Basis for recommendation
  • CKS found no evidence or guidelines specifically on furunculosis in the external ear canal.
  • These recommendations are therefore pragmatic advice, based on the most likely causative organism (Staphylococcus aureus) and expert opinion from the medical literature on how furunculosis should be treated [Laube, 2004; Sladden and Johnston, 2005; McNulty, Personal Communication, 2006].
  • Oral antibiotics
    • CKS found no direct evidence from placebo-controlled trials.
    • These recommendations are therefore based on guidelines on the management of acute otitis externa [American Academy of Otolaryngology et al, 2006], and the general principles of management of staphylococcal skin infections [Hay and Adriaans, 2004].
      • Otitis externa with furunculosis or spreading cellulitis is thought to be usually due to staphylococcal infection as with furunculosis and cellulitis in other anatomical locations [Hay and Adriaans, 2004]. Although CKS found no evidence from clinical studies to support this assumption, it seems plausible.

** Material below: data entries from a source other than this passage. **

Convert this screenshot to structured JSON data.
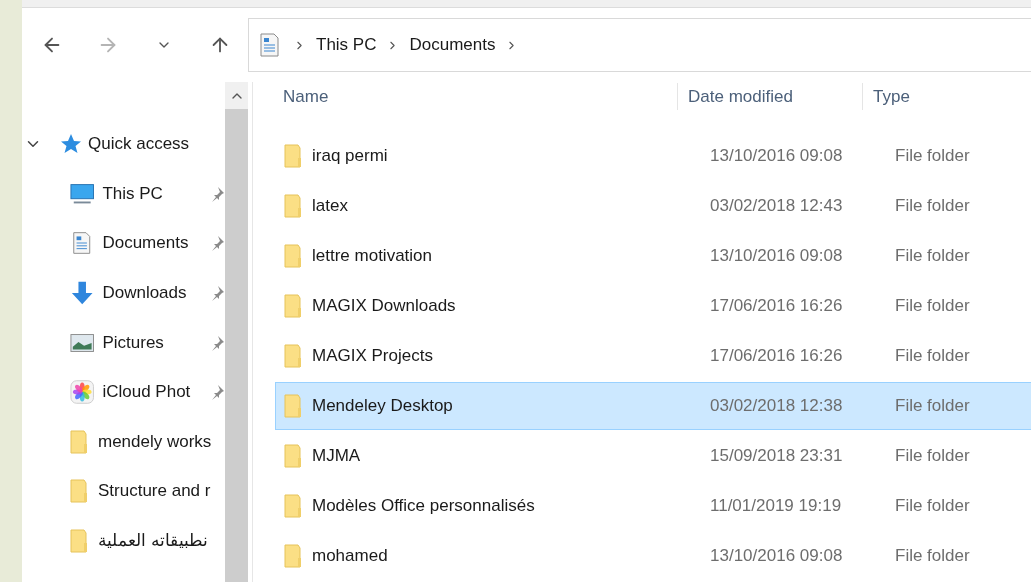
{
  "address_bar": {
    "segments": [
      "This PC",
      "Documents"
    ]
  },
  "navigation_pane": {
    "quick_access": {
      "label": "Quick access",
      "expanded": true
    },
    "items": [
      {
        "label": "This PC",
        "kind": "computer",
        "pinned": true
      },
      {
        "label": "Documents",
        "kind": "document",
        "pinned": true
      },
      {
        "label": "Downloads",
        "kind": "download",
        "pinned": true
      },
      {
        "label": "Pictures",
        "kind": "pictures",
        "pinned": true
      },
      {
        "label": "iCloud Phot",
        "kind": "photos",
        "pinned": true
      },
      {
        "label": "mendely works",
        "kind": "folder",
        "pinned": false
      },
      {
        "label": "Structure and r",
        "kind": "folder",
        "pinned": false
      },
      {
        "label": "نطبيقاته العملية",
        "kind": "folder",
        "pinned": false
      }
    ]
  },
  "file_list": {
    "columns": [
      "Name",
      "Date modified",
      "Type"
    ],
    "rows": [
      {
        "name": "iraq permi",
        "date": "13/10/2016 09:08",
        "type": "File folder",
        "selected": false
      },
      {
        "name": "latex",
        "date": "03/02/2018 12:43",
        "type": "File folder",
        "selected": false
      },
      {
        "name": "lettre motivation",
        "date": "13/10/2016 09:08",
        "type": "File folder",
        "selected": false
      },
      {
        "name": "MAGIX Downloads",
        "date": "17/06/2016 16:26",
        "type": "File folder",
        "selected": false
      },
      {
        "name": "MAGIX Projects",
        "date": "17/06/2016 16:26",
        "type": "File folder",
        "selected": false
      },
      {
        "name": "Mendeley Desktop",
        "date": "03/02/2018 12:38",
        "type": "File folder",
        "selected": true
      },
      {
        "name": "MJMA",
        "date": "15/09/2018 23:31",
        "type": "File folder",
        "selected": false
      },
      {
        "name": "Modèles Office personnalisés",
        "date": "11/01/2019 19:19",
        "type": "File folder",
        "selected": false
      },
      {
        "name": "mohamed",
        "date": "13/10/2016 09:08",
        "type": "File folder",
        "selected": false
      }
    ]
  }
}
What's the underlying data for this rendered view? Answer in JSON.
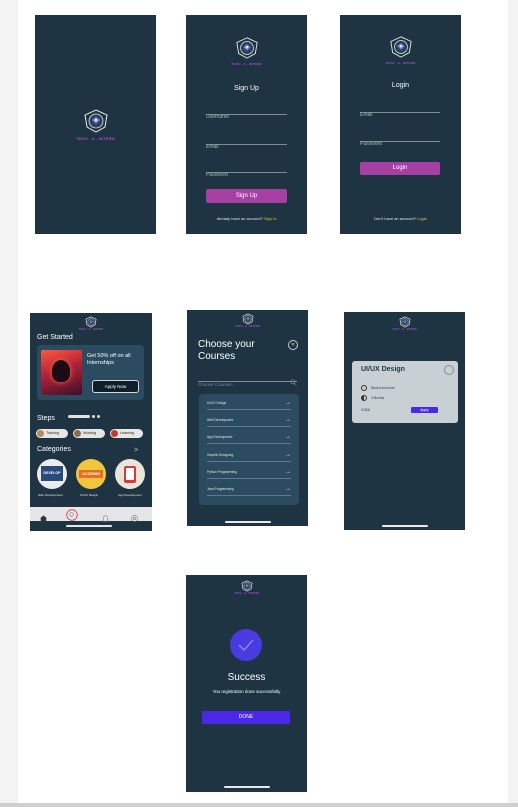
{
  "colors": {
    "background": "#f3f3f3",
    "screen": "#1f3443",
    "card": "#2b4c60",
    "brand_purple": "#a64ecf",
    "primary_button": "#a63fa4",
    "link_yellow": "#e9c32e",
    "accent_blue": "#4a29e6"
  },
  "splash": {
    "brand": "TECH - A - INTERN"
  },
  "signup": {
    "brand": "TECH - A - INTERN",
    "title": "Sign Up",
    "username_placeholder": "Username",
    "email_placeholder": "Email",
    "password_placeholder": "Password",
    "button": "Sign Up",
    "footer_text": "Already have an account?",
    "footer_link": "Sign In"
  },
  "login": {
    "brand": "TECH - A - INTERN",
    "title": "Login",
    "email_placeholder": "Email",
    "password_placeholder": "Password",
    "button": "Login",
    "footer_text": "Don't have an account?",
    "footer_link": "Login"
  },
  "home": {
    "brand": "TECH - A - INTERN",
    "get_started": "Get Started",
    "promo_text": "Get 50% off on all Internships",
    "apply_now": "Apply Now",
    "steps_title": "Steps",
    "steps": [
      {
        "label": "Training"
      },
      {
        "label": "Working"
      },
      {
        "label": "Learning"
      }
    ],
    "categories_title": "Categories",
    "categories_arrow": ">",
    "categories": [
      {
        "label": "Web Development",
        "image_text": "DEVELOP"
      },
      {
        "label": "UI/UX Design",
        "image_text": "UX DESIGN"
      },
      {
        "label": "App Development",
        "image_text": ""
      }
    ],
    "tabs": [
      {
        "icon": "home-icon"
      },
      {
        "icon": "search-icon"
      },
      {
        "icon": "bell-icon"
      },
      {
        "icon": "settings-icon"
      }
    ]
  },
  "choose_courses": {
    "brand": "TECH - A - INTERN",
    "title": "Choose your Courses",
    "search_placeholder": "Choose Courses...",
    "courses": [
      {
        "label": "UI/UX Design"
      },
      {
        "label": "Web Development"
      },
      {
        "label": "App Development"
      },
      {
        "label": "Graphic Designing"
      },
      {
        "label": "Python Programming"
      },
      {
        "label": "Java Programming"
      }
    ],
    "arrow": "→"
  },
  "course_detail": {
    "brand": "TECH - A - INTERN",
    "title": "UI/UX Design",
    "mode": "Work from home",
    "duration": "3 Months",
    "price": "₹1500",
    "apply": "Apply"
  },
  "success": {
    "brand": "TECH - A - INTERN",
    "title": "Success",
    "message": "You registration done successfully",
    "button": "DONE"
  }
}
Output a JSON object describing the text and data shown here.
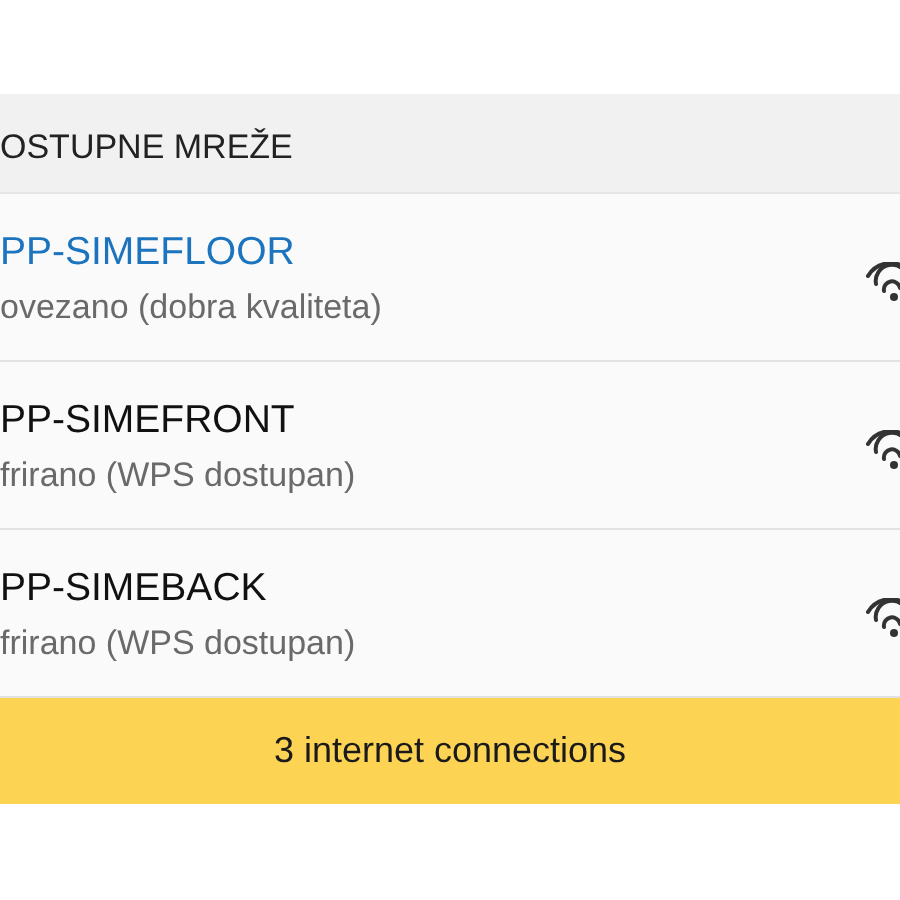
{
  "section_title": "OSTUPNE MREŽE",
  "networks": [
    {
      "name": "PP-SIMEFLOOR",
      "status": "ovezano (dobra kvaliteta)",
      "connected": true
    },
    {
      "name": "PP-SIMEFRONT",
      "status": "frirano (WPS dostupan)",
      "connected": false
    },
    {
      "name": "PP-SIMEBACK",
      "status": "frirano (WPS dostupan)",
      "connected": false
    }
  ],
  "banner": "3 internet connections"
}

      • Flucloxacillin has a narrow spectrum of activity, and is active against most susceptible Gram-positive cocci, including beta-lactamase-producing staphylococci and streptococci. However, it is not active against MRSA (meticillin-resistant Staphylococcus aureus). It diffuses well into most tissues, so is suitable for skin and soft tissue infections [Finch et al, 2003].
      • Erythromycin and clarithromycin have a broad spectrum of activity and are active against most sensitive Gram-positive cocci (including staphylococci and streptococci) and some Gram-negative cocci and anaerobes [Finch et al, 2003].
      • Clarithromycin may be used in people who are known not to tolerate erythromycin. It is more effective against common pathogens than erythromycin, and has fewer gastrointestinal adverse effects [Finch et al, 2003]. However, it is markedly more expensive than erythromycin.